Both Pawlik-Zwiebel’s parents are musicians, and he started playing the violin before he turned 6. He regularly performs at recitals with his father, pianist Markus Pawlik, and with a chamber music group, but playing in an orchestra is unique, the violinist says.

“I feel like the biggest thing you get out of it is, like, learning how to play together with a whole group or a whole section,” he says. “In chamber music, it’s you playing together with other instruments, but in orchestra, you have to mesh with 40 of the same instrument, and you have to sound like one cohesive group.”

Omid Zoufonoun
Omid Zoufonoun is music director of the Oakland Symphony Youth Orchestra

Omid Zoufonoun, music director of the Oakland Symphony Youth Orchestra, enjoys showing young people how to do that. He started teaching guitar as a teenager and previously taught at Oakland School for the Arts. Like Pawlik-Zwiebel, he grew up with a musician father, Mahmoud Zoufonoun.

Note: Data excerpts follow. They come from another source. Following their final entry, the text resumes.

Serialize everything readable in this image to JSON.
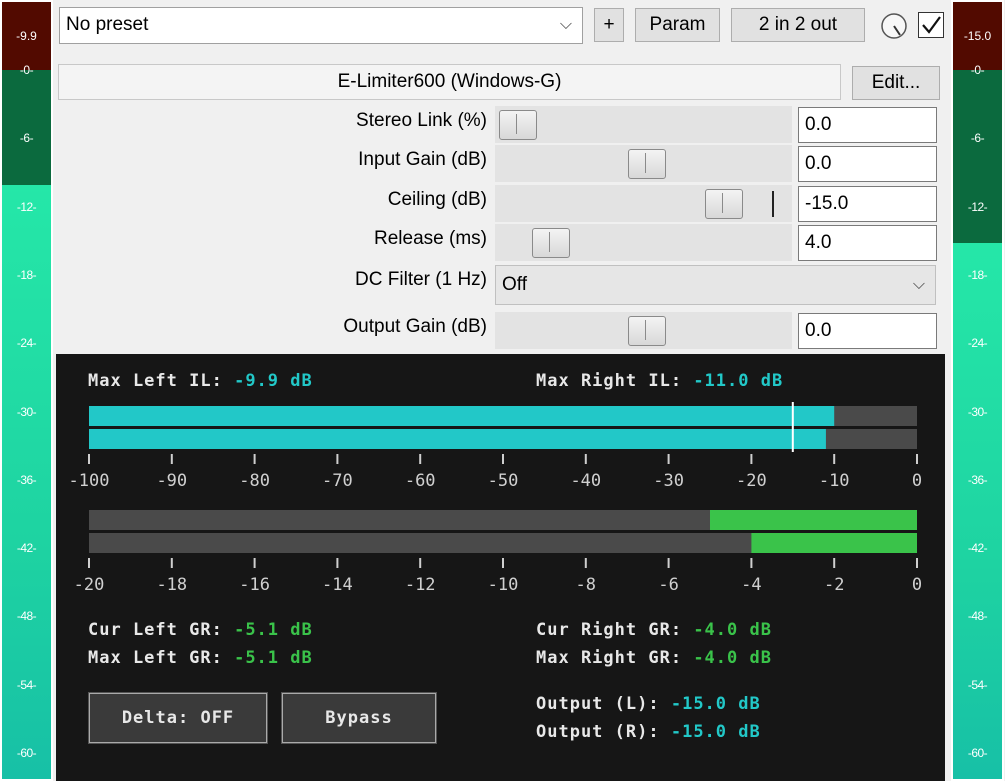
{
  "left_meter": {
    "peak": "-9.9",
    "level_db": -9.9,
    "ticks": [
      "-0-",
      "-6-",
      "-12-",
      "-18-",
      "-24-",
      "-30-",
      "-36-",
      "-42-",
      "-48-",
      "-54-",
      "-60-"
    ]
  },
  "right_meter": {
    "peak": "-15.0",
    "level_db": -15.0,
    "ticks": [
      "-0-",
      "-6-",
      "-12-",
      "-18-",
      "-24-",
      "-30-",
      "-36-",
      "-42-",
      "-48-",
      "-54-",
      "-60-"
    ]
  },
  "toolbar": {
    "preset": "No preset",
    "add_label": "+",
    "param_label": "Param",
    "io_label": "2 in 2 out",
    "enabled": true
  },
  "plugin": {
    "title": "E-Limiter600 (Windows-G)",
    "edit_label": "Edit..."
  },
  "params": [
    {
      "label": "Stereo Link (%)",
      "value": "0.0",
      "slider_fraction": 0.0
    },
    {
      "label": "Input Gain (dB)",
      "value": "0.0",
      "slider_fraction": 0.5
    },
    {
      "label": "Ceiling (dB)",
      "value": "-15.0",
      "slider_fraction": 0.8
    },
    {
      "label": "Release (ms)",
      "value": "4.0",
      "slider_fraction": 0.13
    },
    {
      "label": "DC Filter (1 Hz)",
      "value": "Off"
    },
    {
      "label": "Output Gain (dB)",
      "value": "0.0",
      "slider_fraction": 0.5
    }
  ],
  "display": {
    "max_left_il_label": "Max Left IL:",
    "max_left_il_value": "-9.9 dB",
    "max_right_il_label": "Max Right IL:",
    "max_right_il_value": "-11.0 dB",
    "input_scale": [
      "-100",
      "-90",
      "-80",
      "-70",
      "-60",
      "-50",
      "-40",
      "-30",
      "-20",
      "-10",
      "0"
    ],
    "input_left_db": -10,
    "input_right_db": -11,
    "ceiling_marker_db": -15,
    "gr_scale": [
      "-20",
      "-18",
      "-16",
      "-14",
      "-12",
      "-10",
      "-8",
      "-6",
      "-4",
      "-2",
      "0"
    ],
    "gr_left_db": -5,
    "gr_right_db": -4,
    "cur_left_gr_label": "Cur Left GR:",
    "cur_left_gr_value": "-5.1 dB",
    "max_left_gr_label": "Max Left GR:",
    "max_left_gr_value": "-5.1 dB",
    "cur_right_gr_label": "Cur Right GR:",
    "cur_right_gr_value": "-4.0 dB",
    "max_right_gr_label": "Max Right GR:",
    "max_right_gr_value": "-4.0 dB",
    "delta_label": "Delta: OFF",
    "bypass_label": "Bypass",
    "output_l_label": "Output (L):",
    "output_l_value": "-15.0 dB",
    "output_r_label": "Output (R):",
    "output_r_value": "-15.0 dB"
  },
  "colors": {
    "cyan": "#22c8c8",
    "green": "#3ac34a",
    "meter_lit": "#1ed3a2",
    "meter_dark": "#0b6a3e",
    "peak_red": "#520a00"
  }
}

The conductor has selected Ralph Vaughan Williams’s Overture to The Wasps to perform at the festival. Zoufonoun says he tries to do a piece every year by a composer who, while not unknown, isn’t one you would find on many concert programs. “It ends up feeling a little bit like a discovery together, almost like a premiere,” he says. “The kids won’t know it, and I won’t know it. I’m looking for pieces that are a discovery for me as well. And the audience won’t know it, so all of us are discovering the piece together even though it’s been around and it’s been recorded.”

With a youth orchestra, every piece feels like a premiere, Zoufonoun reiterates. That makes for a sense of excitement and danger, he says. “No matter how good the kids are, with a [youth] symphony you can’t take that much for granted. You still have to build it up from scratch, and it keeps you honest, too. If you screw up as a conductor with a professional orchestra, they’ll rescue you. The kids won’t. They’ll go off the cliff with you if you take them off the cliff.

“It’s a really cool way as a conductor to know whether what you’re doing works or not, both in terms of the technical side of it but also the inspiration side of it. If it’s not coming to life, well, why not? What are you going to do about it? So, it can be incredibly frustrating when it’s not going well, and it’s incredibly rewarding when it is.”